Quality Assessment for Linked Data: A Survey

Tracking #: 773-1983

Authors: 
Amrapali Zaveri
Anisa Rula
Andrea Maurino
Ricardo Pietrobon
Jens Lehmann
Sören Auer

Responsible editor: 
Pascal Hitzler

Submission type: 
Survey Article
Abstract: 
The development and standardization of semantic web technologies has resulted in an unprecedented volume of data being published on the Web as Linked Data (LD). However, we observe widely varying data quality ranging from extensively curated datasets to crowdsourced and extracted data of relatively low quality. In this article, we present the results of a systematic review of approaches for assessing the quality of LD. We gather existing approaches and analyze them qualitatively. In particular, we unify and formalize commonly used terminologies across papers related to data quality and provide a comprehensive list of 18 quality dimensions and 69 metrics. Additionally, we qualitatively analyze the 30 core approaches and 12 tools using a set of attributes. The aim of this article is to provide researchers and data curators a comprehensive understanding of existing work, thereby encouraging further experimentation and development of new approaches focused towards data quality, specifically for LD.
Full PDF Version: 
Tags: 
Reviewed

Decision/Status: 
Accept

Solicited Reviews:
Click to Expand/Collapse
Review #1
By Aba-Sah Dadzie submitted on 27/Nov/2014
Suggestion:
Accept
Review Comment:

The paper is, overall, now fairly easy to follow, and should provide a good guide to the reader looking for information on data quality in the field. The update to 2014 also increases currency and breadth.

A few additional comments:

* The introduction states exclusion criteria include non-peer reviewed publications. This therefore excludes theses - they are examined, not peer-reviewed. The section about the selection of approaches and referencing should either state this exception or explain why theses are considered to be peer-reviewed. Note this comment is based not on the content or value of theses, but simply the way in which academic literature is classified.

* The concluding sections of the paper mention for the first (and only) time one of the references on which the selection of data quality criteria was based (actually stated as that which provided the initial list). This should be brought forward to the introduction when the methodology followed is described. While this is for the authors to decide on, it would be useful to provide a bit more detail on the contribution to the analysis/paper.

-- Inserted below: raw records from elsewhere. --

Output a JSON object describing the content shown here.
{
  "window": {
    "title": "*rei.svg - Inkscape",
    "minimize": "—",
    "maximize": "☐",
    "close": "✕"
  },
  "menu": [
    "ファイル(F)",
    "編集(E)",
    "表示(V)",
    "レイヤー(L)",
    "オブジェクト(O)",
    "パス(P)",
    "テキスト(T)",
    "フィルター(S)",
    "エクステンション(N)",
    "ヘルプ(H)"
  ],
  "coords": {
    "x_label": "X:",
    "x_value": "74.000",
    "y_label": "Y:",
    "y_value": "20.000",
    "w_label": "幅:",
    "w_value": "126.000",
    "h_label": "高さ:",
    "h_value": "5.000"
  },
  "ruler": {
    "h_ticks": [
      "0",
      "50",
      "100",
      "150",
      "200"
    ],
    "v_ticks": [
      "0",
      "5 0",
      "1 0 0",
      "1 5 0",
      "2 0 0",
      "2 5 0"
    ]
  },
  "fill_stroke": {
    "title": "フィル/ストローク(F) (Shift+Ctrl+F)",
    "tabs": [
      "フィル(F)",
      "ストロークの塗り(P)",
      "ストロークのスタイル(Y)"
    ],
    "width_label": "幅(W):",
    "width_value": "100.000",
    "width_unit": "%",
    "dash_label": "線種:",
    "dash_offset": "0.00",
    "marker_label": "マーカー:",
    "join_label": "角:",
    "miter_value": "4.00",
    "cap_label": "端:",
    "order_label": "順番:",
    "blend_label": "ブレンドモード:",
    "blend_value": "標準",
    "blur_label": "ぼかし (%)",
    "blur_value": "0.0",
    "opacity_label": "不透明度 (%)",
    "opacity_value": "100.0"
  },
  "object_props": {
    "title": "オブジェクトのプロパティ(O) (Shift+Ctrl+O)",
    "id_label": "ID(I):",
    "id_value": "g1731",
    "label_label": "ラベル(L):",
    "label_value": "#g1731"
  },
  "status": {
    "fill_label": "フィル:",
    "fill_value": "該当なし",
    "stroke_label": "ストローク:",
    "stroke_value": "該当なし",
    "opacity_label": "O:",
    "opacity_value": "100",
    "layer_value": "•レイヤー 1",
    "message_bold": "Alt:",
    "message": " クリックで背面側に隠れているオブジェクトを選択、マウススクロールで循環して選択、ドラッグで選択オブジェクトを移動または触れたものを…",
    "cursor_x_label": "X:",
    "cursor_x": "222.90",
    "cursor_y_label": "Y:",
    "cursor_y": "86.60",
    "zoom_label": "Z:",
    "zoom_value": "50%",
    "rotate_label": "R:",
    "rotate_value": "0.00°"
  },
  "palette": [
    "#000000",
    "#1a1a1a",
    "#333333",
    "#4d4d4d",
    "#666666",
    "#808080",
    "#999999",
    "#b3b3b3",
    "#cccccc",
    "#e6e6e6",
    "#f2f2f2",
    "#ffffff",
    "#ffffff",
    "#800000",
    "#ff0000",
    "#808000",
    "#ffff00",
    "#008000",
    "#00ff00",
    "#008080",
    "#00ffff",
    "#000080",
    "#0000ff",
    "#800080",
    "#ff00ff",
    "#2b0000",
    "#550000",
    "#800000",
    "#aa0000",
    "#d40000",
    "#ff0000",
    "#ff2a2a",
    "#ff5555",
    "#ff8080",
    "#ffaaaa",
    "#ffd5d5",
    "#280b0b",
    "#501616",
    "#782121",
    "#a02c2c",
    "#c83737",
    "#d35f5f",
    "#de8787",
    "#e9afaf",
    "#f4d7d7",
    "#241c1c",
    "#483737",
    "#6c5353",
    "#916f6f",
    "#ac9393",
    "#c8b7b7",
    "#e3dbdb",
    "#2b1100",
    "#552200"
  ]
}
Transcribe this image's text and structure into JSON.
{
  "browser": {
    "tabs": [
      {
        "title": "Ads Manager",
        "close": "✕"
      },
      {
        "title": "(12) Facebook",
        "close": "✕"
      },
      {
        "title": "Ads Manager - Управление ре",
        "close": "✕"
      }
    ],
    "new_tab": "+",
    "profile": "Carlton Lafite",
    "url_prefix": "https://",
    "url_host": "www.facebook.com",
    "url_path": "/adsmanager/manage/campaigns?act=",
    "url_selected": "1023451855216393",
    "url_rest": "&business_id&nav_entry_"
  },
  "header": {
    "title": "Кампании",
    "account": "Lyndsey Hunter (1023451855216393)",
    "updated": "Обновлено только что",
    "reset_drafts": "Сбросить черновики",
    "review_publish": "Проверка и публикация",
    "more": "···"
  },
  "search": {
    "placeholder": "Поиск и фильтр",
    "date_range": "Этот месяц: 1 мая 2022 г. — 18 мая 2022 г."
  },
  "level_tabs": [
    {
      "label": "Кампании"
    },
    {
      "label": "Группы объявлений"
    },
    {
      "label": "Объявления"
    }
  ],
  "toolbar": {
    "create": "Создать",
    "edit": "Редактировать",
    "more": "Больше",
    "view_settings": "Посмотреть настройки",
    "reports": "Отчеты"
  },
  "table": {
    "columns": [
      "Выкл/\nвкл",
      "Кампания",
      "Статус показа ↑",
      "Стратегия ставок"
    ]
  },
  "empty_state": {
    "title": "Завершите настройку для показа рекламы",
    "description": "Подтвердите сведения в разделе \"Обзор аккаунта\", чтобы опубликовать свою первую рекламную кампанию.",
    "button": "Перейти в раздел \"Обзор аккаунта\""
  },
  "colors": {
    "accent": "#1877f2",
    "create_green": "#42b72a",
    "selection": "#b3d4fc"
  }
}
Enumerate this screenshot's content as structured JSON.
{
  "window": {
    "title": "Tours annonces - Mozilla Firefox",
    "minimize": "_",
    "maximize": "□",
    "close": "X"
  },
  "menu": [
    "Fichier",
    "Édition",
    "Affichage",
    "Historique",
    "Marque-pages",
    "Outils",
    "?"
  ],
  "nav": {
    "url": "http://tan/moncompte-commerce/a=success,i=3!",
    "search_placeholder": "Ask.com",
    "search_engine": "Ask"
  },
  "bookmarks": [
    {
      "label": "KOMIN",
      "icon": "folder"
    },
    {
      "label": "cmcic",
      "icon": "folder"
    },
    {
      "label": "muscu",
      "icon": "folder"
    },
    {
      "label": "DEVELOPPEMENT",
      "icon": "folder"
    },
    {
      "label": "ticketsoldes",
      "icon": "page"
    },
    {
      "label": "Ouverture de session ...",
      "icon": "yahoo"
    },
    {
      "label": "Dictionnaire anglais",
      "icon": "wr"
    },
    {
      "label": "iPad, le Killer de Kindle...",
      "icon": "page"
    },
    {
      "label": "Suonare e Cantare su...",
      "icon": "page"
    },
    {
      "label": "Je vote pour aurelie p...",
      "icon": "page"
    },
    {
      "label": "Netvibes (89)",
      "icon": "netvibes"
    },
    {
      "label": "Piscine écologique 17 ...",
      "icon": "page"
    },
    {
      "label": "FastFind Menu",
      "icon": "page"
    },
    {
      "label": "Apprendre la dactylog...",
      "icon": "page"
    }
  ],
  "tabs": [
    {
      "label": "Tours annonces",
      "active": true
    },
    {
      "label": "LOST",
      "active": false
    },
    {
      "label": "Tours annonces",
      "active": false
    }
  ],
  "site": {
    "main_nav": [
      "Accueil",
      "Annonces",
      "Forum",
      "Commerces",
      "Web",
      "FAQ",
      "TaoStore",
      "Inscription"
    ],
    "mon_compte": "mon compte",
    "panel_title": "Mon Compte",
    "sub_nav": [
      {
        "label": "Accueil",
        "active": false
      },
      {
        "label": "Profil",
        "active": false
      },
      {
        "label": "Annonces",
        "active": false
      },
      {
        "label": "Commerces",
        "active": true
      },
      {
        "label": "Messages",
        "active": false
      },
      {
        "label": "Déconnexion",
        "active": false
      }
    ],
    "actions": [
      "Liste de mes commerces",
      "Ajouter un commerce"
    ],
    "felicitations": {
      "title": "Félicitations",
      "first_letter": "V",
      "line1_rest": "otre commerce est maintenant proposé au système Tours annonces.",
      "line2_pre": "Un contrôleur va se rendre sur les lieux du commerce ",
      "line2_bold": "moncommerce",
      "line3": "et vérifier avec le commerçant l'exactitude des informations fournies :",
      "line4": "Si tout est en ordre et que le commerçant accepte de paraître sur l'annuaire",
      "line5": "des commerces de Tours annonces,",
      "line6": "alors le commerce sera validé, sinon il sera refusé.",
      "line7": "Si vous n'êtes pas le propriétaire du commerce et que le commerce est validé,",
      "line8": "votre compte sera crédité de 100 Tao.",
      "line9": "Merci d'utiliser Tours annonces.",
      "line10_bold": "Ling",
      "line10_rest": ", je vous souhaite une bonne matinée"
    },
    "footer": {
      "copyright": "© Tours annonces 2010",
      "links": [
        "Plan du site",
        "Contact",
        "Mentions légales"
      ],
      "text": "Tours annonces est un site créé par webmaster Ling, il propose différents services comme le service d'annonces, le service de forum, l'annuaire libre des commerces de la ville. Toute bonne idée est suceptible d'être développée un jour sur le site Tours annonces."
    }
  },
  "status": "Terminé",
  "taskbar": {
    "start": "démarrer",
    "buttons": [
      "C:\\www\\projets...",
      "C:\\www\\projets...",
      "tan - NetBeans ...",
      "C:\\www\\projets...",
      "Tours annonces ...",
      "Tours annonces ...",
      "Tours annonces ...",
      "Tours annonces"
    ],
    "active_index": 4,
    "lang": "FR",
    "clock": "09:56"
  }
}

* the intra-relations in 4.2.6 are a bit confusing, at least partly because they're written differently from all the others. At the end of this section I'm still not sure what this is saying - what I read is that this set may or may not give a measure of quality or correctness. I would have thought that using them in concert SHOULD resolve the issues highlighted?

* if demos are classed as not available (S5.4), surely LinkQA must be considered as such - if the user can select no input and all other features/test criteria are automatically set it is a demo.

* check that all the criteria in the tables match what is in the text - they're mostly identical or near so, however, e.g.,
- I1 includes "(ii) via crowdsourcing [1,64]" in Table 2 but this is not discussed in the text.
- S2 also in Table 2 - "verifying authenticity of the dataset based on a provenance vocabulary such as the author and his contributors," - author and contributors are NOT provenance vocabulary - in this case the text actually states this correctly.
- CS6 in Table 3 - "...such that reasoning over data using those external terms is affected ..." - the matching text says the opposite - "such that reasoning over data using those external terms is [not] affected" - which of these is correct? - I would suspect the latter?

* am not convinced that either conclusion in footnote 20 is substantiated. Importantly, how does large size generate "semantically incorrect rules"?

* end, s.5 - "DaCura, TripleCheck- Mate, LiQuate (2013) and RDFUnit (2014) and [?] are currently being maintained." - is there a tool missing or is this a typo? - where '[?]' inserted

* there are a number of grammatical errors/typos that need to be fixed. There's also noticeable change in writing style in S5.4. A proofread should probably resolve both.

* on structure:

- a few tables are placed a couple of pages after where they are first mentioned. Bringing them to the first position in the text where there is enough room to place them makes it easier to do the heavy cross-referencing needed to read them.

- why is a bit.ly used for the mendeley url in footnote 4 - space isn't an issue, and the full url is more meaningful

- there's a bit of inconsistency in citation and referencing. E.g.,
* Fürber et al. [20] referred to several times as "he" (as opposed to "they")
* a few references in the text are not accompanied by reference numbers
* the same conference series with differences in full form and/or acronym.
* reference 19 is in German - target readership is English, would be useful to provide a translation of the title with it. Actually, this IS done, in table 1, but it took double-checking to confirm it was the same reference - needs to be done in the references section as well.
* not a deal breaker, but, e.g., 51 is a collection - this is not obvious either in the way it is cited, nor in the references (using eds. would help) - in the latter it appears to be an incomplete reference.